Many claim exemption from necessity to pray for effusions of the Holy Ghost imparting greater effectiveness in service because they have received the Holy Ghost as their sanctifier. But we are contending for facts. Is the effectiveness manifest in their work? If any have the conceit they are now as possessed of God as they may be possessed of Him and anointed and used to the utmost limit of their capacity or God's ability, they are welcome to it. The writer's soul is clean, satisfied of this, and full, still he is on the stretch for more of God.

Finney would frequently find himself used up, so to speak, in the service of God, not possessed as fully as formerly, with power in service. Said he, "I would set apart a day for fasting and prayer, humbling and crying to God for the cause, when there would be a return and increase, and I could go out and do more for God in a short while than without it in months."

III.

He Withdrew Himself When in Danger of Popularity.

"But so much more there went a fame abroad of Him, and great multitudes came to hear and be healed by Him... and He withdrew Himself into the wilderness and prayed."

"Some men's praise ought to fill us with alarm and drive us to our knees." Have not many been shorn of power here? Not that Jesus felt any inclination to yield to such temptation, still it is significant (and our example) that here and previously when tempted by the devil to give place to popularity He withdrew and communed with the Father. Is not the ambition of the majority to gain what He here spurned -- Fame? To gain the commendation of the people? To please all men, which the Apostle Paul said if a man do he cannot please God?

Said a popular pastor-friend to the writer: "There are certain truths which I would like to preach, but cannot, because out there, and over here, and yonder, sits someone who would be displeased if I do." We thought God would be displeased if he did not. How many are failing to follow Jesus in His contempt for the opinions of men!
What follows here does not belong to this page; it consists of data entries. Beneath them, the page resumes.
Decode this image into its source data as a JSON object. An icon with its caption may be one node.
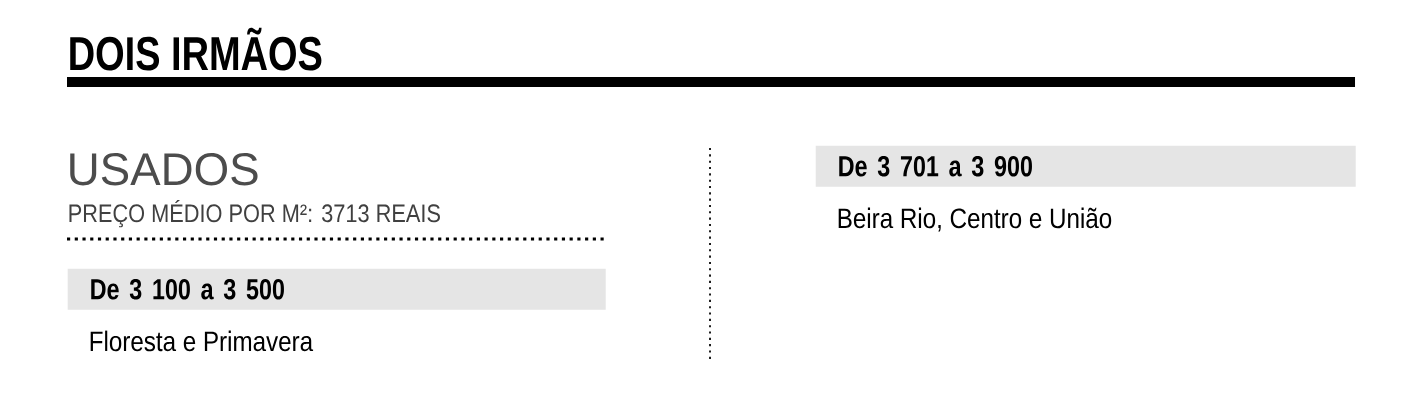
{
  "diagram": {
    "title": "DOIS IRMÃOS",
    "nodes": [
      {
        "text": [
          "De 3 100 a 3 500"
        ],
        "beside": [
          "Floresta e Primavera"
        ]
      },
      {
        "text": [
          "De 3 701 a 3 900"
        ],
        "beside": [
          "Beira Rio, Centro e União"
        ]
      }
    ],
    "labels": [
      "USADOS",
      "PREÇO MÉDIO POR M²: 3713 REAIS"
    ]
  }
}
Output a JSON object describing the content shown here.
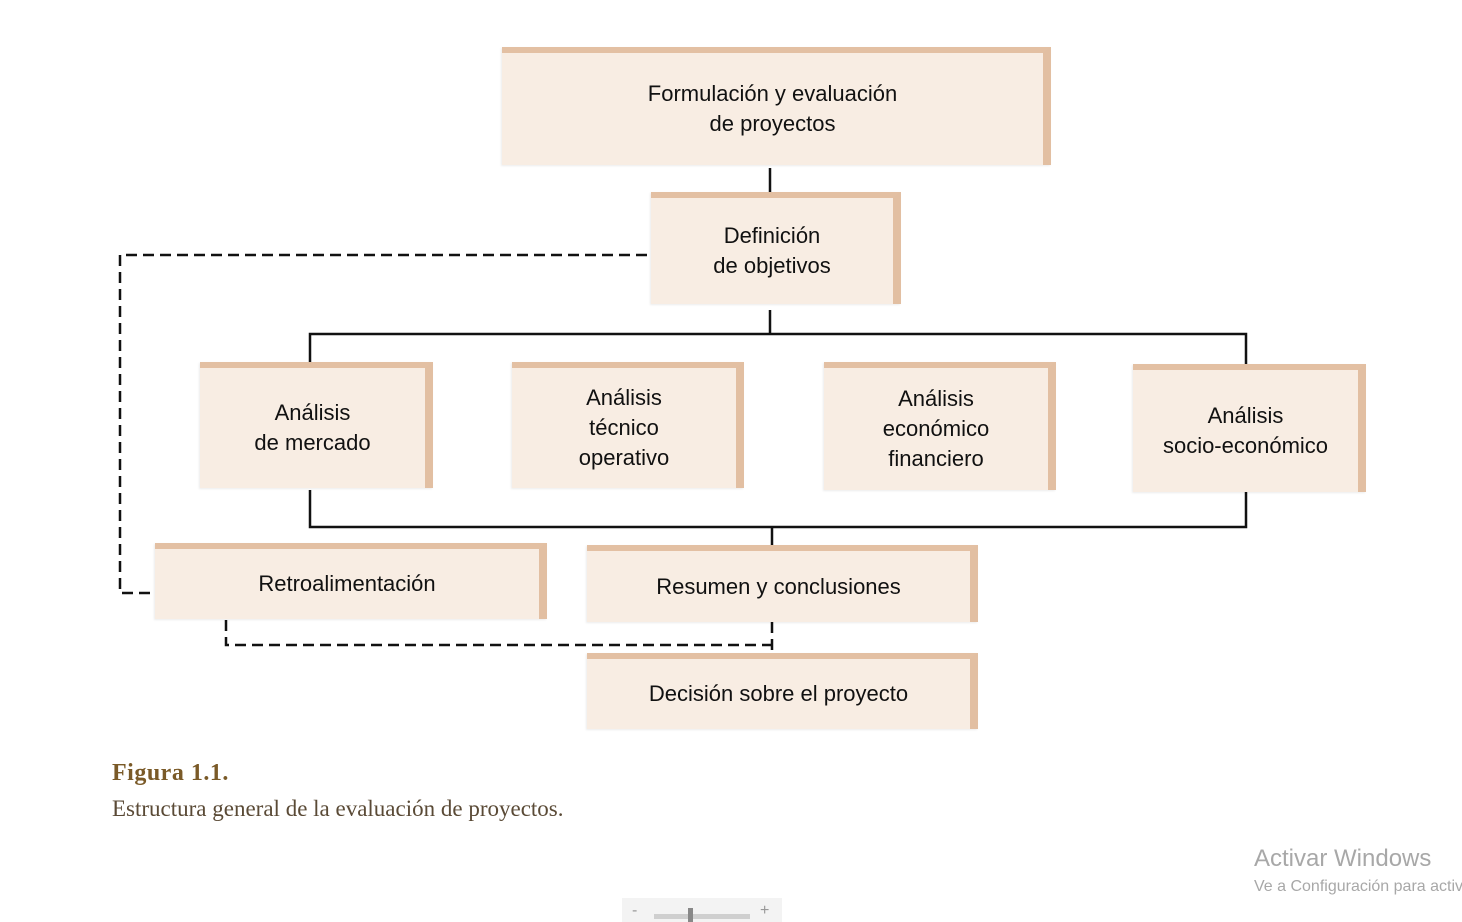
{
  "diagram": {
    "nodes": {
      "formulacion": "Formulación y evaluación\nde proyectos",
      "definicion": "Definición\nde objetivos",
      "mercado": "Análisis\nde mercado",
      "tecnico": "Análisis\ntécnico\noperativo",
      "economico": "Análisis\neconómico\nfinanciero",
      "socio": "Análisis\nsocio-económico",
      "retro": "Retroalimentación",
      "resumen": "Resumen y conclusiones",
      "decision": "Decisión sobre el proyecto"
    }
  },
  "caption": {
    "label": "Figura 1.1.",
    "text": "Estructura general de la evaluación de proyectos."
  },
  "watermark": {
    "title": "Activar Windows",
    "subtitle": "Ve a Configuración para activar Windows."
  },
  "zoom": {
    "minus": "-",
    "plus": "+"
  }
}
Men knew where He stood. They knew He had other than a string for a backbone. "Master, we know thou art true and carest not for the person of any man." How many have fallen into this snare of the devil that if they pleased all by their affability they would first win men to their own congenial personalities and then to Christ! Alas, how often they have gotten them no further than to themselves! God help us seek popularity where it counts: at the court of God!

"Woe unto you when all men speak well of you, for so did their fathers of the false prophets." But, "blessed are ye (now) when men shall revile you and separate you from their company and say all manner of evil against you falsely, for my sake, for so persecuted they the (true) prophets which were before you."